世界史の中にノンビリ取り残されたようなアラブの不思議な風景での第一歩だった。イスラムに生きる彼女たちが写真に残されるのを忌み嫌うことも知らなかった。が、男たちは喜んで被写体になってくれた。
一九五六年、レバノンの街は明るく穏やかだった。エジプトもスエズ運河も、さらにベトナムも、平和な風景だったし、日本軍が進駐していたなんて思えない。

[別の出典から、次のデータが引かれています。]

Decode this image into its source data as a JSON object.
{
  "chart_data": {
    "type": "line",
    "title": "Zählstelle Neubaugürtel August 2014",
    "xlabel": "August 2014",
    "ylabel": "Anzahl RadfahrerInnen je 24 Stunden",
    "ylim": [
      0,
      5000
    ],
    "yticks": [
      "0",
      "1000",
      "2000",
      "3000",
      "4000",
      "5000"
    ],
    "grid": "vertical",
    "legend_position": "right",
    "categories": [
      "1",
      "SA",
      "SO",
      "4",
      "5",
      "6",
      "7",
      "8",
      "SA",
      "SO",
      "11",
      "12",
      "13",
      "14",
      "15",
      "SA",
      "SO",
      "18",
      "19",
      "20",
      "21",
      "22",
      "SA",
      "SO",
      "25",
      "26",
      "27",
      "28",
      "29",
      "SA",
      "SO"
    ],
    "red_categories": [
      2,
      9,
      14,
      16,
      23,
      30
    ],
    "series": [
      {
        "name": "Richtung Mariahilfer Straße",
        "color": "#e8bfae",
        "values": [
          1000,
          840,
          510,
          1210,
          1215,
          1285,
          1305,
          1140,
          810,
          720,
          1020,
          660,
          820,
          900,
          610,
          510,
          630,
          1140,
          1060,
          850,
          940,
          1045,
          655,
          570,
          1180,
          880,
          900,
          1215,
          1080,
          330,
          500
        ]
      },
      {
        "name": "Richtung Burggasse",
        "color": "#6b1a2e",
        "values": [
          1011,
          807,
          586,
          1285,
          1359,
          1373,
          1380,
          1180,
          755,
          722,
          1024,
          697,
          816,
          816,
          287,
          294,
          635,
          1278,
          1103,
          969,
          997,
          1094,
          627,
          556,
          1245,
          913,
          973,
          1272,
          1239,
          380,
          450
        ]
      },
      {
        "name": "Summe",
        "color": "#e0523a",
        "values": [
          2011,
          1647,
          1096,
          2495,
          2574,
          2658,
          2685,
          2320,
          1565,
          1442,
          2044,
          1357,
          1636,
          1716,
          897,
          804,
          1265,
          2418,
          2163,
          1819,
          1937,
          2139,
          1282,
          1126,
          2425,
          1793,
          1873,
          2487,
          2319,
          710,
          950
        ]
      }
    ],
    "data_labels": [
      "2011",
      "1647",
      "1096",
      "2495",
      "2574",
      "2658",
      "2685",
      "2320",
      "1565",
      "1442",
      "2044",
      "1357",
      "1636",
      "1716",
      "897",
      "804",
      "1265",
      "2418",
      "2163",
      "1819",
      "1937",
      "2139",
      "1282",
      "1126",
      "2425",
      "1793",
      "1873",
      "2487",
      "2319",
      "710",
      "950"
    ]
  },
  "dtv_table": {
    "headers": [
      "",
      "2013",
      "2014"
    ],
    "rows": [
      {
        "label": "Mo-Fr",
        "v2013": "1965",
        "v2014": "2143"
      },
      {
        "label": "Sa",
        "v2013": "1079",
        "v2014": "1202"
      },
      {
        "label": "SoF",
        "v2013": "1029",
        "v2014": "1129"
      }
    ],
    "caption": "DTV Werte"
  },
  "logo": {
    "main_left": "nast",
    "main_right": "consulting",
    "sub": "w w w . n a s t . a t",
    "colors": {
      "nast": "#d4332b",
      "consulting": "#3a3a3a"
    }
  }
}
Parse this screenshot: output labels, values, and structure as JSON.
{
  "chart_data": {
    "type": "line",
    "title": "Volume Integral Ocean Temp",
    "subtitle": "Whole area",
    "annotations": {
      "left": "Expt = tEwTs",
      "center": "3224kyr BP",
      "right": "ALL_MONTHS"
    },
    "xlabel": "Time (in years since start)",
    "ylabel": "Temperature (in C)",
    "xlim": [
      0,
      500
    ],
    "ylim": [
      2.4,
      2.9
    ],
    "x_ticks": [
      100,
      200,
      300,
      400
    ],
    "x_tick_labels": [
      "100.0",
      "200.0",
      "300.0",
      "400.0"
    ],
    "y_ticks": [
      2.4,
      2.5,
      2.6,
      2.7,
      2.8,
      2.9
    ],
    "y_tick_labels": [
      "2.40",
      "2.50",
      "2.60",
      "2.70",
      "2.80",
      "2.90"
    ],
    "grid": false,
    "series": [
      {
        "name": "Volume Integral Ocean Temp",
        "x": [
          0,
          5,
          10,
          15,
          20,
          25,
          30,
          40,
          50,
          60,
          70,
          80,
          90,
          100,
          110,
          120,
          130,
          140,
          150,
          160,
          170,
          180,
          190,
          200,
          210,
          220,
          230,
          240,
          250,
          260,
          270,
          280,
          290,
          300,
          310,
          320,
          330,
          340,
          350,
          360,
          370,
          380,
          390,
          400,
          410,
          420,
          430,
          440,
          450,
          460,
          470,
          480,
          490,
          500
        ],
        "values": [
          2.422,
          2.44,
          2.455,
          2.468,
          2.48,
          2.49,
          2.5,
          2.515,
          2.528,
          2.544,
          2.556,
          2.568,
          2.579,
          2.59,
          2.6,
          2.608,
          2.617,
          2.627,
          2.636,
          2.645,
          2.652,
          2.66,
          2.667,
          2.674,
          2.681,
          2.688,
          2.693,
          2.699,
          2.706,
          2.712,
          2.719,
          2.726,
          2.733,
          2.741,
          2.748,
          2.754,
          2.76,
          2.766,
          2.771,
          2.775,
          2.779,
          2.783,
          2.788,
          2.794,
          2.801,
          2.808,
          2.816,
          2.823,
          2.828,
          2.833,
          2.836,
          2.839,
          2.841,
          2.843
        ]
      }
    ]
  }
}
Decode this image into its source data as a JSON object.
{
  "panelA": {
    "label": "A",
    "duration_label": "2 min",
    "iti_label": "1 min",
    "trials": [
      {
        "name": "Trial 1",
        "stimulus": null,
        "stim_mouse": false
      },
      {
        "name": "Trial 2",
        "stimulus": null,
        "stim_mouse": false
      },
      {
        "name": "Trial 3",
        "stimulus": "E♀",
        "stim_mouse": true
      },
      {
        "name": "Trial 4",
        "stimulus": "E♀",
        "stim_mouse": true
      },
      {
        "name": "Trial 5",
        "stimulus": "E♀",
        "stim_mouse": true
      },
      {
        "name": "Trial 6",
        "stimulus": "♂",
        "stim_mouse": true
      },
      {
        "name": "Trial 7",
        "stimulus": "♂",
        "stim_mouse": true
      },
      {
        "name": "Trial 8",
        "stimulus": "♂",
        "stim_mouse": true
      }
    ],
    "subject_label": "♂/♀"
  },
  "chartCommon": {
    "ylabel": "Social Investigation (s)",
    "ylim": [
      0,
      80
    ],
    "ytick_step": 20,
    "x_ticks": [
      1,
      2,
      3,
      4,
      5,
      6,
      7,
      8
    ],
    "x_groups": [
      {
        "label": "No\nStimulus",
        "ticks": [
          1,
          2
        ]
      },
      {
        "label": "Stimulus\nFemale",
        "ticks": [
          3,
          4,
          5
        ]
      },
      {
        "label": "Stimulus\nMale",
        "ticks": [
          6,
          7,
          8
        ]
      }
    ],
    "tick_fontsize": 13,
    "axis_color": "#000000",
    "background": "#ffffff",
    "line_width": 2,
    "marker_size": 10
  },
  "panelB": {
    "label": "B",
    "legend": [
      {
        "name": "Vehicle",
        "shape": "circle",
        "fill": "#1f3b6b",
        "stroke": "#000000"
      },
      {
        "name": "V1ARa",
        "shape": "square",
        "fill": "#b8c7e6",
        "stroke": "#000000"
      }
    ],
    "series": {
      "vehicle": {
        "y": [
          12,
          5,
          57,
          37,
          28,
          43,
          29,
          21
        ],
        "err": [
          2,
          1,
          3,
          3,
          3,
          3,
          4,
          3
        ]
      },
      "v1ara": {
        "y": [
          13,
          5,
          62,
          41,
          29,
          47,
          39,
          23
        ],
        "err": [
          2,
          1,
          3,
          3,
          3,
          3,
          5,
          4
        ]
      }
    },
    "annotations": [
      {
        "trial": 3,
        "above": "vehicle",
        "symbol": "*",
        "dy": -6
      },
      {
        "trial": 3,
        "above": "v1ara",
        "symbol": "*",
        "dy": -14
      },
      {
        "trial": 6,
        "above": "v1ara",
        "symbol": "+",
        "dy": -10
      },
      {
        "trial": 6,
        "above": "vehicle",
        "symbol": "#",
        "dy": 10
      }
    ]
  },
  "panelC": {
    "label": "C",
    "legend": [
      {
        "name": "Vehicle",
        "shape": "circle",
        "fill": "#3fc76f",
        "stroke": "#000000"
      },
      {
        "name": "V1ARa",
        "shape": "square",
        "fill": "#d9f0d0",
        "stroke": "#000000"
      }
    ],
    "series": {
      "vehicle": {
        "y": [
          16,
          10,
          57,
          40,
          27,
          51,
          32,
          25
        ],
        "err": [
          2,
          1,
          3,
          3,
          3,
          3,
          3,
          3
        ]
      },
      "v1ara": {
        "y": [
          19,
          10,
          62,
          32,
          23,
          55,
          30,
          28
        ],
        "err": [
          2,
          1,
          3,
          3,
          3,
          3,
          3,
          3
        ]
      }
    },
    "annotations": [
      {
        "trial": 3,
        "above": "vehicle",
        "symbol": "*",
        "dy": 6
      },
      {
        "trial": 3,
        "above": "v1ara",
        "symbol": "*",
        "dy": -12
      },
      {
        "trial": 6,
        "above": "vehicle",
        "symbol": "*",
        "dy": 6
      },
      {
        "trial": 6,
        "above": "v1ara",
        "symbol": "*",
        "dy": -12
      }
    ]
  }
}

が、その数ヵ月後、イスラエル軍がエジプトに進撃し、スエズ動乱が始まったのだ。
一般の人が平和慣れした、まさかのときに戦争は起きる。ベトナム戦争も始まった。
少年の日の朝、女学生の姉が「大変! 日本がアメリカと戦争になったわよ!」と叫び、父も兄も使用人も家中が興奮していた。
少年の私は「ミッキー・マウスの国と?」と、ポカンとしていた。でも、うちの大人たちも下町の一般国民で、本当の意味なんてわかっちゃいなかったはずだ。
やがて、ラジオ、新聞、学校で教えられ、それなりの愛国少年になった。……勝利の日まで、勝利の日まで…と唱う国民歌謡は、とくに楽しかったのに、まさかの敗戦で終わった。
戦争の真の原因は、歴史上の戦争になってからでないとわからないかもしれない。
イスラム諸国の旗には黒や緑が多い。国にもよるが、黒は戦いの歴史を、緑は聖なるイスラムの教えを意味するらしい。
新世紀に入るや、その黒が大流行したのは不思議だ。砂漠も冬の寒さを越えなければ平和な春は来ない。緑は春か……。